We must take into account that even playing sports is a universal human right in accordance with the Olympic and European Sports Charters and other internationally ratified declarations and treaties.
However, most countries do not fully recognize and implement this concept in policy and practice, as access to participation in sport is often clouded by complexity and hypocrisy.
More: The Olympics have always been a platform for protest. The ban on hand gestures and kneeling ignores their history
Did the Wimbledon boycott work?
The organizers of Wimbledon are clearly trying to convey the idea that the invasion of the sovereign territory of another state is unacceptable.
However, while the tournament may draw worldwide attention to its stance, has banning players from invading countries proven to be an effective means of protecting and defending human rights?
The answer is a resounding “no”.
The ban signaled that Wimbledon organizers were taking a stand against the Russian invasion of Ukraine. But defending a position does not protect and does not protect.
In this case, it hurts those who cannot be blamed for the war (banned tennis players), and the unforeseen consequences (no ranking points) harm the wider community of professional tennis players.
Read more: French Open: Understanding Why Russian and Belarusian Tennis Players Compete Despite the Wimbledon Ban
While sport can indeed be a valuable platform for advancing human rights, we must also recognize that it doesn’t take long for sport to become exclusive, divisive and controversial.
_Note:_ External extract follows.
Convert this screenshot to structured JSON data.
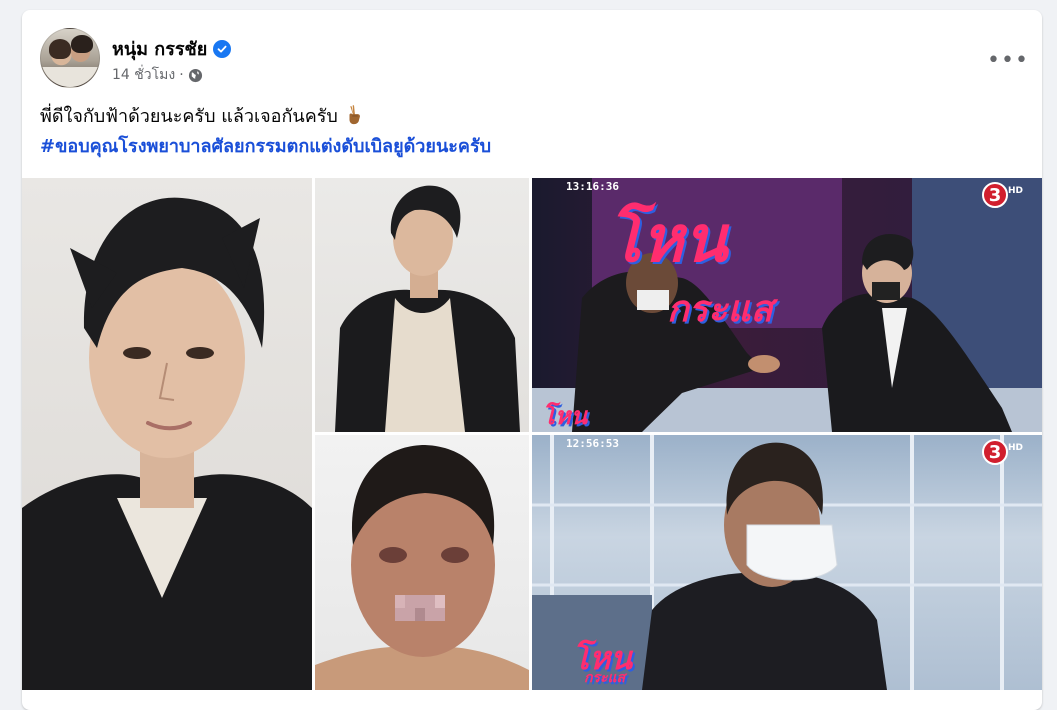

It is important to note that the use of sport to promote human rights requires that the protection of human rights in Australia, Russia or Qatar be measured by the same criteria, recognizing that more work needs to be done to ensure that every country’s sports environment is inclusive and free from discrimination.
In doing so, we can truly recognize sport as the universal human right that it is, and it can remain true to its core purpose of celebrating human potential and achievement.